香川県教育委員会が県立高校の部活動に伴う生徒の移動実態を調べたところ、教職員が運転するレンタカーで生徒を輸送するなど、県教委の内部規定に抵触する事例が15件確認されたことが分かりました。このほか、規定違反には当たらないものの、安全管理上不適切と判断されたケースを含め、約150件の問題事例が確認されています。RSK山陽放送が8月11日に報じました。
調査は、2026年5月に福島県の磐越自動車道で、高校生らを乗せたマイクロバスがガードレールに衝突し、生徒1人が死亡、20人が重軽傷を負った事故を受けて行われました。
県立高校29校・約1万1000件の移動を調査
香川県教委の資料によると、調査対象は県立高校29校のすべての運動部と文化部、同好会などです。2025年4月1日から2026年3月31日までの1年間に、練習や試合などに伴って行われた生徒の移動を調べました。
調査した移動は計1万945件で、内訳は県内が9680件、県外が1265件でした。県教委は、調査対象となった移動について法的な問題は確認されなかったとしています。一方で、一部に内部規定への抵触や、安全管理上改善が必要な運用が見つかりました。
教職員や外部指導者がレンタカーを運転 規定抵触15件
内部規定に抵触していたのは合わせて15件です。具体的には、教職員が運転するレンタカーに生徒を乗せて移動したケースや、外部指導者がレンタカーを運転して生徒を輸送したケースなどが確認されました。
このほか、保護者が知人から借りたマイクロバスを自ら運転し、生徒を乗せていた事例もありました。
県教委は、こうしたケースについて法令上の問題は確認されなかったものの、県教委が定める内部規定には抵触するとしています。
保護者への「乗り合わせ依頼」も安全管理上不適切
規定違反とは別に、安全管理の面から問題があるとされた移動も確認されました。
学校が保護者らに対し、自家用車に複数の生徒を乗せて移動するよう依頼したケースや、県外遠征にもかかわらず学校側が移動手段に関与せず、生徒がそれぞれ現地まで移動していたケースなどです。
RSK山陽放送は8月11日、内部規定に抵触したケースなどを含め、昨年度の部活動移動で不適切な事例が約150件確認されたと報じています。
学校所有車でも1日500キロ以上や深夜走行
今回の調査では、学校が所有・管理する自動車についても課題が浮かびました。
学校管理自動車を保有する県立学校9校のうち、3校では車両の運用基準が策定されていませんでした。

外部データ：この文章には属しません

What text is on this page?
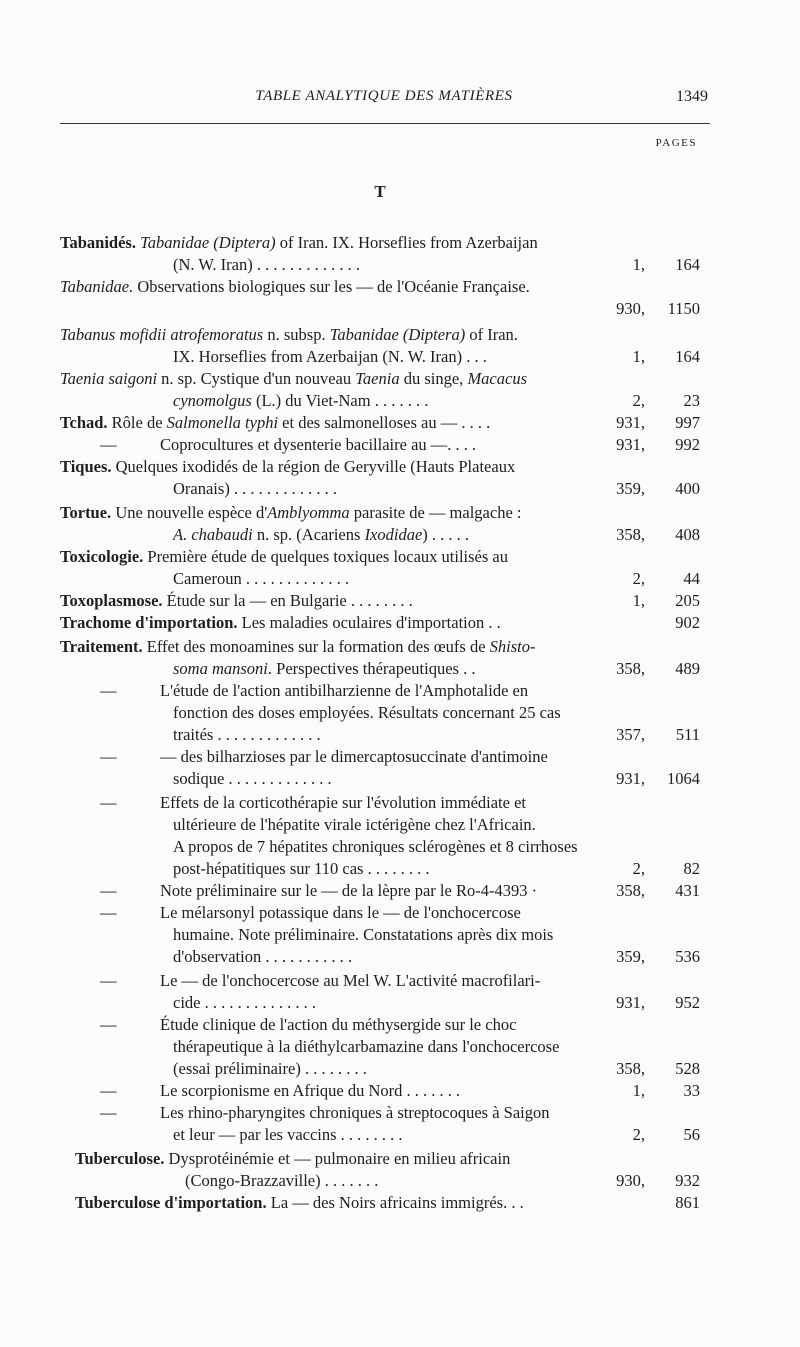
TABLE ANALYTIQUE DES MATIÈRES	1349
PAGES
T
Tabanidés. Tabanidae (Diptera) of Iran. IX. Horseflies from Azerbaijan
(N. W. Iran) . . . . . . . . . . . . .	1,	164
Tabanidae. Observations biologiques sur les — de l'Océanie Française.
930,	1150
Tabanus mofidii atrofemoratus n. subsp. Tabanidae (Diptera) of Iran.
IX. Horseflies from Azerbaijan (N. W. Iran) . . .	1,	164
Taenia saigoni n. sp. Cystique d'un nouveau Taenia du singe, Macacus
cynomolgus (L.) du Viet-Nam . . . . . . .	2,	23
Tchad. Rôle de Salmonella typhi et des salmonelloses au — . . . .	931,	997
—	Coprocultures et dysenterie bacillaire au —. . . .	931,	992
Tiques. Quelques ixodidés de la région de Geryville (Hauts Plateaux
Oranais) . . . . . . . . . . . . .	359,	400
Tortue. Une nouvelle espèce d'Amblyomma parasite de — malgache :
A. chabaudi n. sp. (Acariens Ixodidae) . . . . .	358,	408
Toxicologie. Première étude de quelques toxiques locaux utilisés au
Cameroun . . . . . . . . . . . . .	2,	44
Toxoplasmose. Étude sur la — en Bulgarie . . . . . . . .	1,	205
Trachome d'importation. Les maladies oculaires d'importation . .	902
Traitement. Effet des monoamines sur la formation des œufs de Shisto-
soma mansoni. Perspectives thérapeutiques . .	358,	489
—	L'étude de l'action antibilharzienne de l'Amphotalide en
fonction des doses employées. Résultats concernant 25 cas
traités . . . . . . . . . . . . .	357,	511
—	— des bilharzioses par le dimercaptosuccinate d'antimoine
sodique . . . . . . . . . . . . .	931,	1064
—	Effets de la corticothérapie sur l'évolution immédiate et
ultérieure de l'hépatite virale ictérigène chez l'Africain.
A propos de 7 hépatites chroniques sclérogènes et 8 cirrhoses
post-hépatitiques sur 110 cas . . . . . . . .	2,	82
—	Note préliminaire sur le — de la lèpre par le Ro-4-4393 ·	358,	431
—	Le mélarsonyl potassique dans le — de l'onchocercose
humaine. Note préliminaire. Constatations après dix mois
d'observation . . . . . . . . . . .	359,	536
—	Le — de l'onchocercose au Mel W. L'activité macrofilari-
cide . . . . . . . . . . . . . .	931,	952
—	Étude clinique de l'action du méthysergide sur le choc
thérapeutique à la diéthylcarbamazine dans l'onchocercose
(essai préliminaire) . . . . . . . .	358,	528
—	Le scorpionisme en Afrique du Nord . . . . . . .	1,	33
—	Les rhino-pharyngites chroniques à streptocoques à Saigon
et leur — par les vaccins . . . . . . . .	2,	56
Tuberculose. Dysprotéinémie et — pulmonaire en milieu africain
(Congo-Brazzaville) . . . . . . .	930,	932
Tuberculose d'importation. La — des Noirs africains immigrés. . .	861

また、学校管理車による移動で、1日に500キロ以上を走行したケースや深夜に走行した事例も確認されています。
単にレンタカー利用だけの問題ではなく、長距離移動時の運転管理や学校内のガバナンスにも課題があった形です。
香川県教委、全県立学校に安全管理徹底を通知
香川県教委は調査結果を踏まえ、7月21日付で県立学校長に対し、部活動の移動時における安全管理を改めて徹底するよう通知しました。
通知では、交通事業者との契約内容を担当者任せにせず管理職を含めて組織的に確認することや、校外活動の引率計画について事前承認を徹底すること、各学校の危機管理マニュアルを点検し、必要に応じて改定することなどを求めています。
福島県で起きた死亡事故を契機に行われた今回の調査。部活動の遠征や大会出場では長距離移動も多く、生徒を誰が、どの車両で、どのような管理のもと輸送するのかについて、学校側に一段と厳格な安全管理が求められます。
編集部まとめ
香川県立高校の部活動に伴う約1万1000件の移動を調べた結果、法的な問題は確認されなかった一方、県教委の内部規定に抵触するケースが15件判明しました。
さらに、保護者への自家用車での乗り合わせ依頼や、学校が関与しない県外移動など、安全管理上問題のあるケースも確認されています。
今回の問題は単純な「規定違反」の件数だけではなく、学校管理車の長距離・深夜走行や運用基準未策定も含め、部活動の移動を学校がどこまで組織的に管理できていたのかが問われる内容です。
週刊TAKAPI編集部/松本
特記事項
この記事は、香川県教育委員会が公表した「令和7年度における部活動の移動に関する実態調査」の資料と、8月11日までの報道内容をもとに構成しています。